🔍 GIF Upscaler
Enlarge any animated GIF to 2x, 3x, 4x, or a custom size — fully in your browser, with no file upload and no account needed.
About
This tool enlarges animated GIFs entirely on your device — your file never leaves the browser. Upload any animated GIF and choose a scale factor: 2x, 3x, or 4x presets, or enter any custom multiplier you need. Two interpolation algorithms are available. Nearest Neighbor produces pixel-perfect sharp edges with no blurring, making it the ideal choice for pixel art, retro sprites, and low-resolution icons where you want clean, hard edges. Smooth interpolation applies high-quality bicubic-style blending, which works well for photos, illustrations, and gradients where you want a natural, fluid enlargement rather than a blocky result. Additional output options include palette color count (256, 128, 64, or 32 colors), a Floyd–Steinberg dithering toggle to improve gradient rendering within the palette constraint, and a preserve-transparency option to keep transparent pixels intact. The tool processes every frame individually and maintains the original frame timing and loop count so the animation plays back at the same speed as the source GIF.
How to use
- Drop an animated GIF onto the upload area, or click to browse and select one from your device.
- Choose a scale factor — 2x, 3x, or 4x — or type a custom multiplier for precise control.
- Select an interpolation algorithm: Nearest Neighbor for pixel-perfect sharpness (pixel art, retro sprites), or Smooth for natural-looking enlargement (photos, gradients).
- Set palette color count (256 / 128 / 64 / 32), enable or disable Floyd–Steinberg dithering, and choose whether to preserve transparency.

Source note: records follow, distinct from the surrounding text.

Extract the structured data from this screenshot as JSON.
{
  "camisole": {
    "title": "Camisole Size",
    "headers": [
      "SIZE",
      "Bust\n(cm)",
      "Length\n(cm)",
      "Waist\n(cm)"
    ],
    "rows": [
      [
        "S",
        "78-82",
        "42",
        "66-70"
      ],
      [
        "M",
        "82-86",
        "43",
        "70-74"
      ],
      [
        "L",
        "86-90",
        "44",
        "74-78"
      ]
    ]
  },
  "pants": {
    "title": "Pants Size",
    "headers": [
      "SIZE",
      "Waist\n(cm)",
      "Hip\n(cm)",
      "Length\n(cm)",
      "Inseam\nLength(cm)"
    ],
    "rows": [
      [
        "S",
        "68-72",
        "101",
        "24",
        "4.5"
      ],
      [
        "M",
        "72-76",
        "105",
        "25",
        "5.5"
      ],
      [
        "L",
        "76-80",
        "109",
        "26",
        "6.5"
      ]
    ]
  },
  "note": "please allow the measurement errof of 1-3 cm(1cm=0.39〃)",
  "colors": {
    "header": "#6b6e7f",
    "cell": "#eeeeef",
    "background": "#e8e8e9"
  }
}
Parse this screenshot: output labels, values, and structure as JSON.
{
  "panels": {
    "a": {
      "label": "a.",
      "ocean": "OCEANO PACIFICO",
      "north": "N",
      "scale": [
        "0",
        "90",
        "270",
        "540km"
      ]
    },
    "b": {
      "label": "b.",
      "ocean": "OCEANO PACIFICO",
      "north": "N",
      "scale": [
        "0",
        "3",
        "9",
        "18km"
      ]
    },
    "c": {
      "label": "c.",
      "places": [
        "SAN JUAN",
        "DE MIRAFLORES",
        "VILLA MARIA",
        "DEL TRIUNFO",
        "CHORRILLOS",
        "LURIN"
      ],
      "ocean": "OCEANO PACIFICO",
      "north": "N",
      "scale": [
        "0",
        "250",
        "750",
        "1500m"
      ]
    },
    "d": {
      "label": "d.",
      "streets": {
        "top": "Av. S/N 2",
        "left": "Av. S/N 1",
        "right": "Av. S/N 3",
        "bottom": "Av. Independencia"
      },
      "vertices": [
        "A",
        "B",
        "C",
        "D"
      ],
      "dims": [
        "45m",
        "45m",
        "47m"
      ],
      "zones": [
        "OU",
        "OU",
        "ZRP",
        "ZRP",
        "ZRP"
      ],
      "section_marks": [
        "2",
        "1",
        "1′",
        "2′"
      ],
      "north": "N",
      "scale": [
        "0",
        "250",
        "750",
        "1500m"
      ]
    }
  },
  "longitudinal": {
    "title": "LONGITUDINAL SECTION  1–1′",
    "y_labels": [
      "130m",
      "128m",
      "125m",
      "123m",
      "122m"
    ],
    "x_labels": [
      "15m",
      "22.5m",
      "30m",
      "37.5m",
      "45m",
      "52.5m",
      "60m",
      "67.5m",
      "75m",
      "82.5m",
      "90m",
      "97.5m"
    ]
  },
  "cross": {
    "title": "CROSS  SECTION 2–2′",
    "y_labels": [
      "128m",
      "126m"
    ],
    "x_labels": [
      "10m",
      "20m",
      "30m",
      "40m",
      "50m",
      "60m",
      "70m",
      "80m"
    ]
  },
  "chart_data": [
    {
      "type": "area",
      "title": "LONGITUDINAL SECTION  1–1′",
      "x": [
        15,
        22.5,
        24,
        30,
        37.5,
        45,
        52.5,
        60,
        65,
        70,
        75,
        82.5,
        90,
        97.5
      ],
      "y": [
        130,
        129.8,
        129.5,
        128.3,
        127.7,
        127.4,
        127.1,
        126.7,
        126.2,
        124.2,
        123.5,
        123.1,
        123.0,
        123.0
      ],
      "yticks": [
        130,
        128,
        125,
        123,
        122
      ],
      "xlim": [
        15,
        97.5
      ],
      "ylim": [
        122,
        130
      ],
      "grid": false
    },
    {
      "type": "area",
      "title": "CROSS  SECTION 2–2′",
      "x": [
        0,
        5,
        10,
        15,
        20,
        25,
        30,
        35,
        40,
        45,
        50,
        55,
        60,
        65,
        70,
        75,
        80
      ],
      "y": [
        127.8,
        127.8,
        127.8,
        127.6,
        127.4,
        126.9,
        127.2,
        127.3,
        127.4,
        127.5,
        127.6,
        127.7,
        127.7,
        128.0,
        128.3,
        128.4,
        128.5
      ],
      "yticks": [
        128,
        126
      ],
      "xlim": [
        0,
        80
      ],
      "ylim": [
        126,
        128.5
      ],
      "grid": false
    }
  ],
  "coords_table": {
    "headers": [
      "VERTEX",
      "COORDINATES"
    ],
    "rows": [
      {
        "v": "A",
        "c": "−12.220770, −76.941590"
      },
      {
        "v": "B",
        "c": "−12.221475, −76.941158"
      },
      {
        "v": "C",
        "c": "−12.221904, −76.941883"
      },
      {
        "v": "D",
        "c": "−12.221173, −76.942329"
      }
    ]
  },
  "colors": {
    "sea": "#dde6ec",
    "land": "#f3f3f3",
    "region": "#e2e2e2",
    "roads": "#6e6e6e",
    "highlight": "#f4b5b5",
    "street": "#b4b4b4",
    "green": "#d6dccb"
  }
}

- Click Upscale to process all frames. Preview the result and click Download to save the enlarged GIF.
FAQ
- Does my GIF get uploaded to a server?
- No. All frame decoding and scaling is done in your browser using the Canvas API. Your GIF file never leaves your device.
- Which algorithm should I use — Nearest Neighbor or Smooth?
- Use Nearest Neighbor for pixel art, retro sprites, and graphics with hard edges — it keeps every pixel sharp without blurring. Use Smooth for photos, illustrations, and gradients where you want a natural-looking result without visible pixel blocks.
- Will the animation speed change after upscaling?
- No. The tool preserves the original frame delay and loop count from the source GIF, so the animation plays back at the same speed.
- What does the palette color count setting do?
- GIF supports up to 256 colors per frame. Lowering the color count (128, 64, 32) reduces the output file size at the cost of some color accuracy. Use 256 for the best color quality and smaller values if file size matters more.
- Is there a maximum file size or frame count?
- There is no hard limit enforced by the tool, but very large GIFs with many frames may be slow to process or exceed your browser's available memory. For best performance, use reasonably sized source GIFs.